Britain's Prince Harry said that on January 5, he warned Twitter chief executive Jack Dorsey that his platform was allowing a coup to be staged against the US a day later.
Harry continued his feud with the media in an appearance on a panel discussing misinformation, and said the problem pre-dated social media.
“I learnt from a very early age that the incentives of publishing are not necessarily aligned with the incentives of truth,” the Duke of Sussex said.
Asked if he has spoken to Facebook founder Mark Zuckerberg or Mr Dorsey, Harry said he warned the Twitter chief that his website was enabling a coup on the eve of the January 6 riots at the US Capitol.
“Jack and I were emailing each other prior to January 6 when I warned him his platform was allowing a coup to be staged. That email was sent the day before," he said.
“And then it happened and I haven’t heard from him since.”
Supporters of former US president Donald Trump stormed the US Capitol building in Washington DC over claims that the election he lost was rigged.
The role social media giants played in enabling the attack is being investigated.
Twitter has been contacted for comment.
Harry, 37, who was listed as the co-founder of Archewell at the Re:Wired summit, works at the Aspen Institute think tank and looks into misinformation and disinformation in the media.
The prince, who lives in Southern California with Meghan and the couple’s two children, said the internet was “being defined by hate, division and lies”.
“That can’t be right, especially for anyone who has children,” Harry told the panel. “We’re allowing this future to be defined by the very here and now; by exactly that which is greed and profit and growth.
“I would hope as human beings, as individuals with the ability of choice and decision-making, they would worry more about people now, the safety of people, but also what this means for the internet, a free internet, but also what it means for the next generation and the generation after that and that and that and that.”
In his latest broadside at the British press, Harry invoked the memory of his mother, Diana, Princess of Wales, and again said his wife, the Duchess of Sussex, was receiving similar treatment.
“They don’t report the news, they create it, and they’ve successfully turned fact-based news into opinion-based gossip with devastating consequences for the country," he said.
“So I know the story all too well. I lost my mother to this self-manufactured rabidness and obviously I’m determined not to lose the mother to my children to the same thing.”
Harry nodded to comments he made in a mental health series in which he appeared this year, where he said: “They won’t stop until she’s [Meghan's] dead."
“It was more of a warning, not a challenge,” he told the panel.
Harry said “the scale of misinformation now is terrifying” and warned that families were being “destroyed” by the problem.
Asked if users should delete their social media accounts, Harry said he and Meghan were not on any platforms and would not return until changes were made.
He said it “simply isn’t true” that the challenge of misinformation “is too big to fix, it’s too big to solve”.
Harry said he and his wife were the targets of a small group of accounts.
“More than 70 per cent of the hate speech about my wife on Twitter could be traced to fewer than 50 accounts,” he said.
Megxit – a word used to described the couple’s departure from royal duties – is a “misogynistic term” that was created by an online troll before it entered mainstream use, Harry said.
Asked about “censorship” and the balance between free speech and possibly harmful content on social media, Harry said: “The free speech argument is somewhat a distraction from the main problem.
“As we’ve already established, this isn’t just a social media problem, it’s a media problem.
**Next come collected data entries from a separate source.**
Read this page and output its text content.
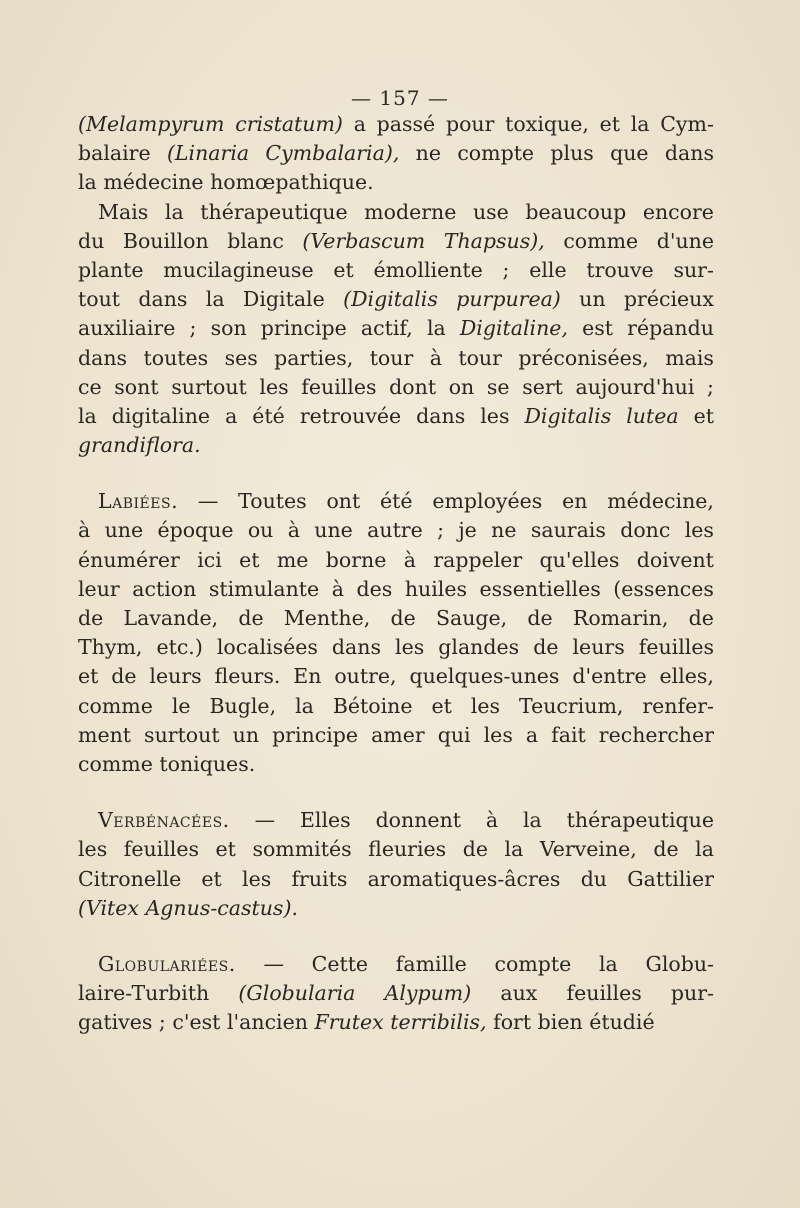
— 157 —
(Melampyrum cristatum) a passé pour toxique, et la Cym-
balaire (Linaria Cymbalaria), ne compte plus que dans
la médecine homœpathique.
Mais la thérapeutique moderne use beaucoup encore
du Bouillon blanc (Verbascum Thapsus), comme d'une
plante mucilagineuse et émolliente ; elle trouve sur-
tout dans la Digitale (Digitalis purpurea) un précieux
auxiliaire ; son principe actif, la Digitaline, est répandu
dans toutes ses parties, tour à tour préconisées, mais
ce sont surtout les feuilles dont on se sert aujourd'hui ;
la digitaline a été retrouvée dans les Digitalis lutea et
grandiflora.
Labiées. — Toutes ont été employées en médecine,
à une époque ou à une autre ; je ne saurais donc les
énumérer ici et me borne à rappeler qu'elles doivent
leur action stimulante à des huiles essentielles (essences
de Lavande, de Menthe, de Sauge, de Romarin, de
Thym, etc.) localisées dans les glandes de leurs feuilles
et de leurs fleurs. En outre, quelques-unes d'entre elles,
comme le Bugle, la Bétoine et les Teucrium, renfer-
ment surtout un principe amer qui les a fait rechercher
comme toniques.
Verbénacées. — Elles donnent à la thérapeutique
les feuilles et sommités fleuries de la Verveine, de la
Citronelle et les fruits aromatiques-âcres du Gattilier
(Vitex Agnus-castus).
Globulariées. — Cette famille compte la Globu-
laire-Turbith (Globularia Alypum) aux feuilles pur-
gatives ; c'est l'ancien Frutex terribilis, fort bien étudié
I’ve grown up learning that news should be sacred ground.”
Harry said it did not take Succession’s fictional media mogul Logan Roy or media magnate Rupert Murdoch to “understand that clickbait is the descendant of targeted advertising”.
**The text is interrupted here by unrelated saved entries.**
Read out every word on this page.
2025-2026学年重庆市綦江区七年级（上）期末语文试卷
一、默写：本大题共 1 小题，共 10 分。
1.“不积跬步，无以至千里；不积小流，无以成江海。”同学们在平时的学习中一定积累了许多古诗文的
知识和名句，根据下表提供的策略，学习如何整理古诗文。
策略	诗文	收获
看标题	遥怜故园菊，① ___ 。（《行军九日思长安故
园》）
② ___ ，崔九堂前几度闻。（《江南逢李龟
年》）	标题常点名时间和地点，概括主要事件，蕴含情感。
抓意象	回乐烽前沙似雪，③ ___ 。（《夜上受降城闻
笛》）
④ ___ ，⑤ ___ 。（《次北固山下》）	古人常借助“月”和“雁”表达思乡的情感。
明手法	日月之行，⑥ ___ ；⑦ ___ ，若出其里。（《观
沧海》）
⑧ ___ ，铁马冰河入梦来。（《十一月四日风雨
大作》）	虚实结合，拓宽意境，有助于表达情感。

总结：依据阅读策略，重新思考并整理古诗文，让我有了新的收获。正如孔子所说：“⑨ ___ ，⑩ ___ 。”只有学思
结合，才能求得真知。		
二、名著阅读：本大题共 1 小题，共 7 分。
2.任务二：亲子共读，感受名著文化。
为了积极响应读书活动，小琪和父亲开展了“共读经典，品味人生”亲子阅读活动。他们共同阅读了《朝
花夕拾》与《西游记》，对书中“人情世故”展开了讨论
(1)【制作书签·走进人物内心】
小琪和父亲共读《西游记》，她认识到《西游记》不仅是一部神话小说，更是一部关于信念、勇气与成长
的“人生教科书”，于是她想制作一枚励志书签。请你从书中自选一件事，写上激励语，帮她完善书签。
He warned in many cases “the truth is paywalled but the lies are free”.
Harry said that while a lie on social media was dangerous, “when that same lie is given credibility by journalists or publishers, it’s unethical and as far as I’m concerned an abuse of power”.
He asked who was holding the media to account.
“It’s kind of become a bit of a digital dictatorship," Harry said.
He suggested the solution could be to invest in and support “honest journalists” who “respect and uphold the values of journalism, not the pirates with the press cards who have hijacked the most powerful industry, the freest industry in the world”.
“Real journalists” have the power to “tackle racism, misogyny, lies, all of it” from “within their own system”, Harry said.
He said he would like to see journalists investigate their “unethical, immoral and dishonest” colleagues.
“We can fix this, we have to fix this, but we need everyone’s help,” Harry said.
The royal said it would be “impossible” to get users to quit social media platforms “given how addictive they are”.
“But it’s about being aware enough to be able to protect yourself from the harms and know when you are being used,” Harry said.
He was joined on the panel by Stanford Internet Observatory technical research manager Renee DiResta and Aspen Commission on Information Disorder co-chair and Colour of Change president Rashad Robinson, for a talk with Wired editor at large Steven Levy.